Dans l'informatique quantique, tout repose sur un concept assez fou de superposition. Dès le départ, la première difficulté a été de réaliser l’élément physique de base, le « qubit », la brique quantique capable, à l’état atomique, de prendre plusieurs valeurs simultanément. Cette caractéristique dite de superposition est cœur du fonctionnement des ordinateurs quantiques.
Mais, le contrôle des états superposés est très difficile à réaliser, en partie à cause de ce que les physiciens appellent la décohérence, laquelle provoque la perte des effets quantiques quand on passe à l'échelle macroscopique. Mais cette semaine, les chercheurs du MIT ont annoncé qu’ils avaient mis au point une nouvelle approche en utilisant des diamants synthétiques. Ils pensent même que leur découverte permettra d’aboutir plus rapidement à un ordinateur quantique fiable et fonctionnel. L’un des défis de l'informatique quantique concerne la stabilité. Dans de nombreux domaines, cette stabilité est atteinte par contrôle rétroactif : pour maintenir l’état souhaité, les chercheurs mesurent l'état actuel et effectuent les ajustements nécessaires pour le prolonger.
Réaliser un contrôle rétroactif sans aucune mesure
Or, dans le monde quantique, cette mesure - étape incontournable du processus - détruit la superposition. Les chercheurs du MIT ont dû se débrouiller autrement : pour conserver la superposition quantique, ils ont trouvé un moyen d’effectuer le contrôle rétroactif sans aucune mesure. Leur système utilise une propriété du centre coloré NV du diamant : ce centre NV est constitué d'un atome d'azote et d'une lacune, un défaut ponctuel du diamant qui se comporte comme un atome artificiel piégé dans cette matrice. « Au lieu d'avoir un contrôleur classique pour le contrôle de mesure, nous utilisons désormais un contrôleur quantique », a expliqué Paola Cappellaro, professeure associée en sciences et techniques nucléaires, Fondation Esther et Harold Edgerton, au MIT. « Étant donné que nous avons un contrôleur quantique, il n’est plus nécessaire d’effectuer de mesure pour savoir ce qui se passe ».
Un diamant pur est une association d'atomes de carbone identiques répartis dans une structure en maille régulière. S’il manque un noyau de carbone dans la structure, on dit que le poste est vacant. Et si un atome d'azote vient occuper la place adjacente à celle de l’atome de carbone vacant dans le maillage, on appelle cela le centre de l’azote vacant (NV-center). Lorsqu'il est soumis à un fort champ magnétique - spécifiquement, en positionnant un aimant permanent au-dessus du diamant - le spin électronique du centre NV peut se situer en haut, en bas ou dans une superposition quantique des deux états. C’est là, tout son intérêt pour l'informatique quantique.

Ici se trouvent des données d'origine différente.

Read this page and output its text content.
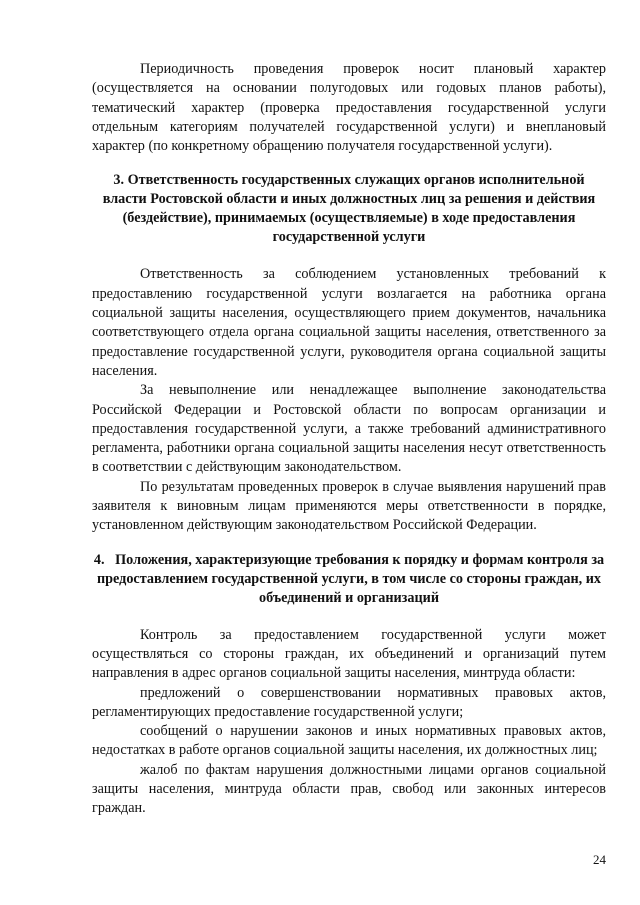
Периодичность проведения проверок носит плановый характер (осуществляется на основании полугодовых или годовых планов работы), тематический характер (проверка предоставления государственной услуги отдельным категориям получателей государственной услуги) и внеплановый характер (по конкретному обращению получателя государственной услуги).

3. Ответственность государственных служащих органов исполнительной власти Ростовской области и иных должностных лиц за решения и действия (бездействие), принимаемых (осуществляемые) в ходе предоставления государственной услуги

Ответственность за соблюдением установленных требований к предоставлению государственной услуги возлагается на работника органа социальной защиты населения, осуществляющего прием документов, начальника соответствующего отдела органа социальной защиты населения, ответственного за предоставление государственной услуги, руководителя органа социальной защиты населения.

За невыполнение или ненадлежащее выполнение законодательства Российской Федерации и Ростовской области по вопросам организации и предоставления государственной услуги, а также требований административного регламента, работники органа социальной защиты населения несут ответственность в соответствии с действующим законодательством.

По результатам проведенных проверок в случае выявления нарушений прав заявителя к виновным лицам применяются меры ответственности в порядке, установленном действующим законодательством Российской Федерации.

4.   Положения, характеризующие требования к порядку и формам контроля за предоставлением государственной услуги, в том числе со стороны граждан, их объединений и организаций

Контроль за предоставлением государственной услуги может осуществляться со стороны граждан, их объединений и организаций путем направления в адрес органов социальной защиты населения, минтруда области:

предложений о совершенствовании нормативных правовых актов, регламентирующих предоставление государственной услуги;

сообщений о нарушении законов и иных нормативных правовых актов, недостатках в работе органов социальной защиты населения, их должностных лиц;

жалоб по фактам нарушения должностными лицами органов социальной защиты населения, минтруда области прав, свобод или законных интересов граждан.

24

Le futur des ordinateurs quantiques s'éclaircit
Dans un premier temps, l’exposition à des ondes électromagnétiques met le spin électronique du centre NV en superposition. Puis, une décharge de rayons radioélectriques met le noyau d'azote dans l’état de spin spécifié. Une seconde dose de rayons électromagnétiques à plus faible puissance « enchevêtre » les spins des noyaux d'azote et le centre NV, pour les rendre dépendants les uns des autres. À ce moment-là, le qubit NV pourrait travailler avec d'autres qubits pour effectuer un calcul, mais les chercheurs ont ajouté d'autres expositions aux ondes électromagnétiques pour tester les erreurs.
Au final, l’approche a permis de maintenir en superposition un bit quantique NV-center environ 1000 fois plus longtemps qu’auparavant. Cela signifie aussi que la mise au point d’ordinateurs quantiques opérationnels est beaucoup plus proche que ce que les chercheurs avaient envisagé jusque-là. Un article décrivant le processus en détail a été publié la semaine dernière dans la revue Nature.